In the literature there are several studies dealing with different berberine derivatives and studing their gypoclycemic action. For example, introduction of free carboxyl groups at tetrahydroberberine moity at N-7 or C-6 and acetic group attachement at C-6 position of protoberberine exhibited glucose lowering effect but only in vitro. In another study several structural modifications at 9-O position and carbohydrate modified berberine derivatives showed good efficacy in in vitro gypoglycemic evaluations [38].Closer to our study is the work by Bian et al. where 7-N-alkyl derivative of berberine was shown to be the most effective in lowering blood glucose in alloxan-induced diabetes in rats but at a dose of 200 mg/kg [16].

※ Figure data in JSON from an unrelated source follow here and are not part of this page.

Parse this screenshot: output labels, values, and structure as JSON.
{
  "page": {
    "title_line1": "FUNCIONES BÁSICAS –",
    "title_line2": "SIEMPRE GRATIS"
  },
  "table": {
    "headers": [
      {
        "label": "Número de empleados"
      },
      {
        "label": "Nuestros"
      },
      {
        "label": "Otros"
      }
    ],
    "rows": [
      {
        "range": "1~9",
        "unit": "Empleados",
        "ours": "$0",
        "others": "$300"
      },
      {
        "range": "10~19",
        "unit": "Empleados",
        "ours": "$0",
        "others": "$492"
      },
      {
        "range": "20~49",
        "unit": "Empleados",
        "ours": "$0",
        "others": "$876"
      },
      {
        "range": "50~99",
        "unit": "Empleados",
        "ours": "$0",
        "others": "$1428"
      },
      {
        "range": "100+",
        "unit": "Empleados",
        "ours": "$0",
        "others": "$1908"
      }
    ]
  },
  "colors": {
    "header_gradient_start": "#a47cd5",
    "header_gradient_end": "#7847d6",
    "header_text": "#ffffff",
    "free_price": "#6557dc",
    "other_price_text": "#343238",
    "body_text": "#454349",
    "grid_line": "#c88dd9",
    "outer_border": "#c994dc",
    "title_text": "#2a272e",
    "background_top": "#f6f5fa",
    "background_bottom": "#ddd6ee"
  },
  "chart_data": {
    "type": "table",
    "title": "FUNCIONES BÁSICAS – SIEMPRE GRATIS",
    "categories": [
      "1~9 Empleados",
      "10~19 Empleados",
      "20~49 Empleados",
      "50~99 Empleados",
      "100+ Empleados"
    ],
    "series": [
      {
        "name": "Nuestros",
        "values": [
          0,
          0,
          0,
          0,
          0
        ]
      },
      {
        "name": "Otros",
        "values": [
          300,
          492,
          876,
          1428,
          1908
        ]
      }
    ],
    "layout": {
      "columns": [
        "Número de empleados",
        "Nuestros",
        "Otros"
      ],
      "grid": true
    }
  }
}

The oral LD₅₀ for the SHE-196 was 63 mg/kg, which, of course, is not high. However, all observed mortality in animals was directly related to the main pharmacological action of SHE-196. When measuring the level of glucose in the blood of all animals that later died, there was a marked decrease in this indicator to values below 1.1 mmol/L (the lower limit of the glucometer’s detection). Thus, the animals died from hypoglycemic shock. Currently, there is not much diversity among therapeutic agents for increasing tissue sensitivity to insulin and lowering blood glucose levels. Drugs with such an effect are metformin and PPARγ agonists, the effect of all other drugs used is usually associated with an increase in insulin secretion (sulfonylurea derivatives, DPP4 inhibitors), a decrease in glucose absorption in the gastrointestinal tract (acarbose), or with its increased excretion by the kidneys (SGLT2 inhibitors) [39]. Therefore, it is extremely interesting to search for new agents that increase the sensitivity of tissues to insulin, since this is one of the most important disorders of carbohydrate metabolism in T2DM [39]. SHE-196 may be the progenitor of a new line of such compounds, which undoubtedly requires further research both on itself and on new berberine derivatives of a similar structure in order to obtain effective agents, but with a wide therapeutic range.

5. Conclusions

In this work, we synthesized a novel berberine derivative—9-(hexylamino)-2,3-methylenedioxy-10-methoxyprotoberberine chloride (SHE-196), and analyzed the profile of its effects relevant to hypoglycemic action. The biological experiments showed that the studied substance possesses a very prominent hypoglycemic activity due to the increased insulin sensitivity after single and multiple dosing. In mice with T2DM and obesity it improved glucose tolerance, reduced fasted insulin level and insulin sensitivity, decreased total body and interscapular fat mass and also increased the activity of interscapular brown fat. All these effects were also confirmed histologically, where a decrease in fatty degeneration of the liver, an improvement in the condition of the islets of Langerhans and a decrease in the size of fat droplets in brown adipose tissue were found. Thus, our results mean that 9-(hexylamino)-2,3-methylenedioxy-10-methoxyprotoberberine chloride can be the first one in a novel line of therapeutic agents for diabetes mellitus treatment.